Richard Narroway receives the $20,000 award, enabling him to set up a post-COVID national performance tour
The 29-year old Melbourne cellist Richard Narroway has been announced as the winner of The Music Trust’s 2020 Freedman Classical Fellowship, a $20,000 award which is offered to an exceptional instrumentalist annually.
A few months ago, Narroway returned to Australia after ten years in the USA, where he had studied at Juilliard and Northwestern, and worked as a performer, recording artist, and educator, playing in venues such as the Kennedy Center, Chicago Symphony Center, Koerner Hall, and the Sydney Opera House.
He had plans to re-establish himself in Australia but walked into the COVID crisis and soon, the Melbourne lockdown. The fellowship will enable him to set up a post-COVID national performance tour, performing Australian compositions.
Richard Narroway’s tour will traverse the remote outback. He will perform ten Australian works for solo cello, some of them specially commissioned and some, existing works by celebrated composers Elena Kats Chernin, Ross Edwards, Peter Sculthorpe, and Carl Vine. Narroway also plans to film his journey and produce a documentary, perhaps for television broadcast.
Read: Australian cellist Richard Narroway wins Stulberg Competition
‘This is such an incredible honour and a huge boost for me during what has been a rather strange time here in Melbourne! I am so grateful to the panel for believing in my playing and my vision,’ says Narroway. ‘This fellowship brings with it such a wonderful opportunity to carry out a project that I am deeply passionate about, and that will allow me to connect with all kinds of communities and audiences around the country.’

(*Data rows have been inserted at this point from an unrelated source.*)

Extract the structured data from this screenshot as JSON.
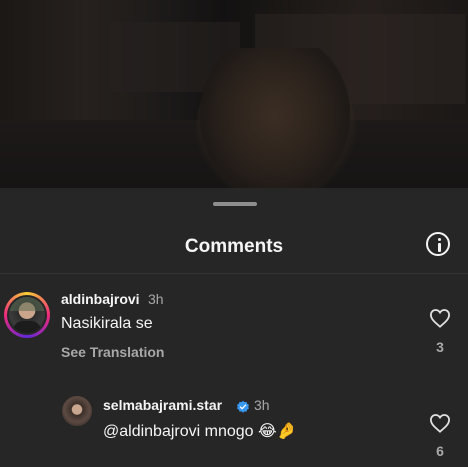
{
  "sheet": {
    "title": "Comments"
  },
  "comments": [
    {
      "username": "aldinbajrovi",
      "time": "3h",
      "text": "Nasikirala se",
      "see_translation": "See Translation",
      "likes": "3"
    }
  ],
  "replies": [
    {
      "username": "selmabajrami.star",
      "verified": true,
      "time": "3h",
      "text": "@aldinbajrovi mnogo 😂🤌",
      "likes": "6"
    }
  ],
  "icons": {
    "info": "info-icon",
    "like": "heart-outline-icon",
    "verified": "verified-badge-icon"
  },
  "colors": {
    "sheet_bg": "#262626",
    "secondary_text": "#a8a8a8",
    "verified_blue": "#3897f0"
  }
}
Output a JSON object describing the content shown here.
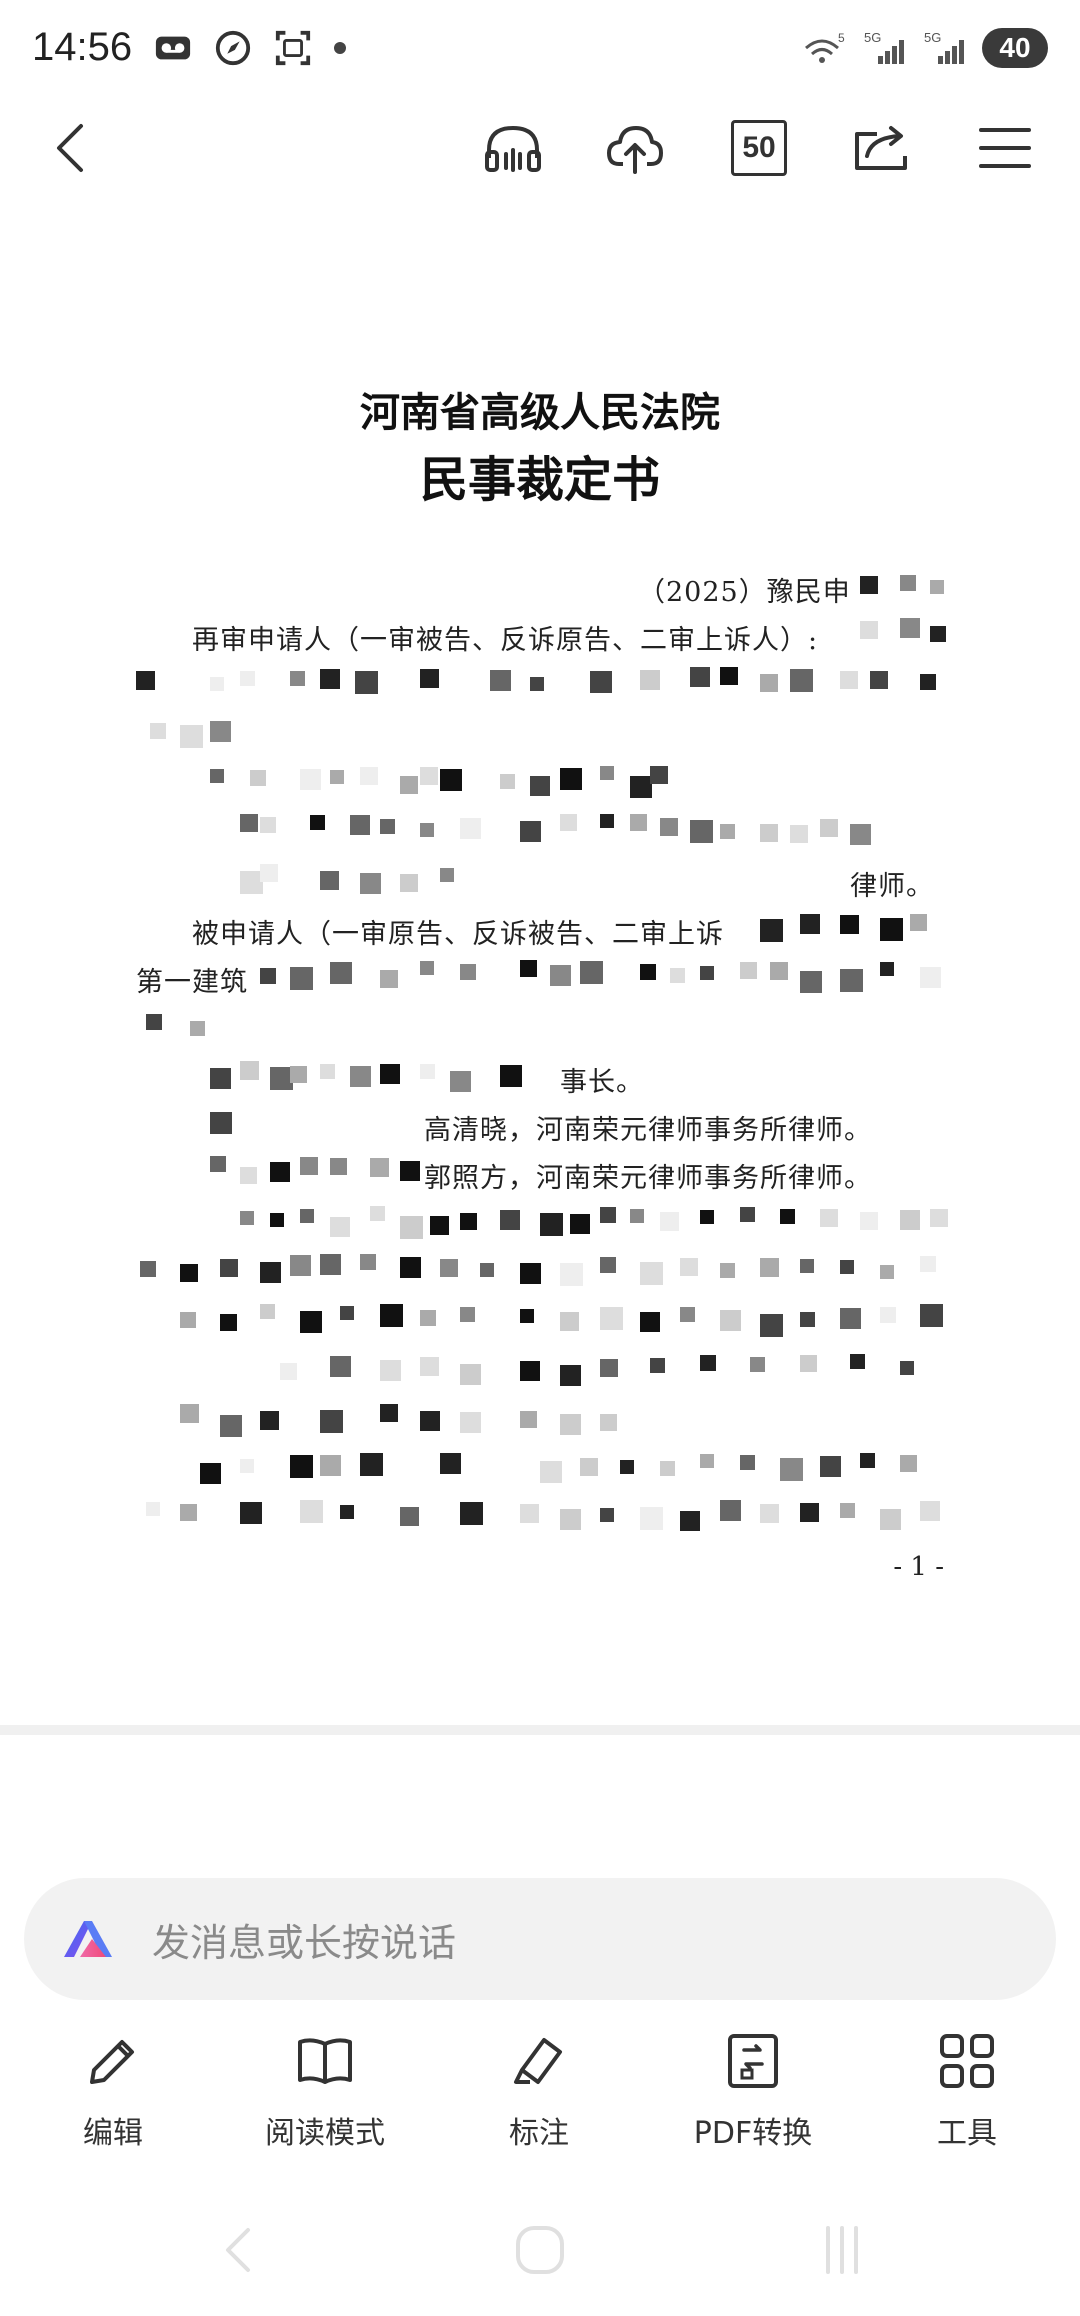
{
  "status_bar": {
    "time": "14:56",
    "signal_1": "5G",
    "signal_2": "5G",
    "wifi_label": "5",
    "battery": "40"
  },
  "toolbar": {
    "page_count": "50"
  },
  "document": {
    "title_court": "河南省高级人民法院",
    "title_doc": "民事裁定书",
    "case_no": "（2025）豫民申",
    "line_petitioner": "再审申请人（一审被告、反诉原告、二审上诉人）:",
    "line_respondent": "被申请人（一审原告、反诉被告、二审上诉",
    "line_company": "第一建筑",
    "line_lawyer_suffix": "律师。",
    "line_chairman": "事长。",
    "line_agent1": "高清晓，河南荣元律师事务所律师。",
    "line_agent2": "郭照方，河南荣元律师事务所律师。",
    "page_number": "- 1 -"
  },
  "input": {
    "placeholder": "发消息或长按说话"
  },
  "actions": [
    {
      "label": "编辑",
      "icon": "pencil-icon"
    },
    {
      "label": "阅读模式",
      "icon": "book-icon"
    },
    {
      "label": "标注",
      "icon": "highlighter-icon"
    },
    {
      "label": "PDF转换",
      "icon": "pdf-convert-icon"
    },
    {
      "label": "工具",
      "icon": "grid-tools-icon"
    }
  ]
}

Normally, The Music Trust’s Freedman Classical Fellowship competition would culminate at a deciding concert at the Sydney Opera House, where three finalists would be judged on their performances, as well as proposals for a creative project they would undertake should they be named as the Freedman Classical Fellow.
However, due to COVID-19 2020, finalists were assessed on their submitted recordings and proposed projects, as well as live video interviews.
‘Richard Narroway displayed a maturity and sense of arrival in his career,’ says Claire Edwardes, 2020 Freedman judge. ‘We very much hope that this fellowship will provide him with the opportunity to arrive back onto the Australian scene, having lived overseas in recent years. He is certainly one to watch out for.’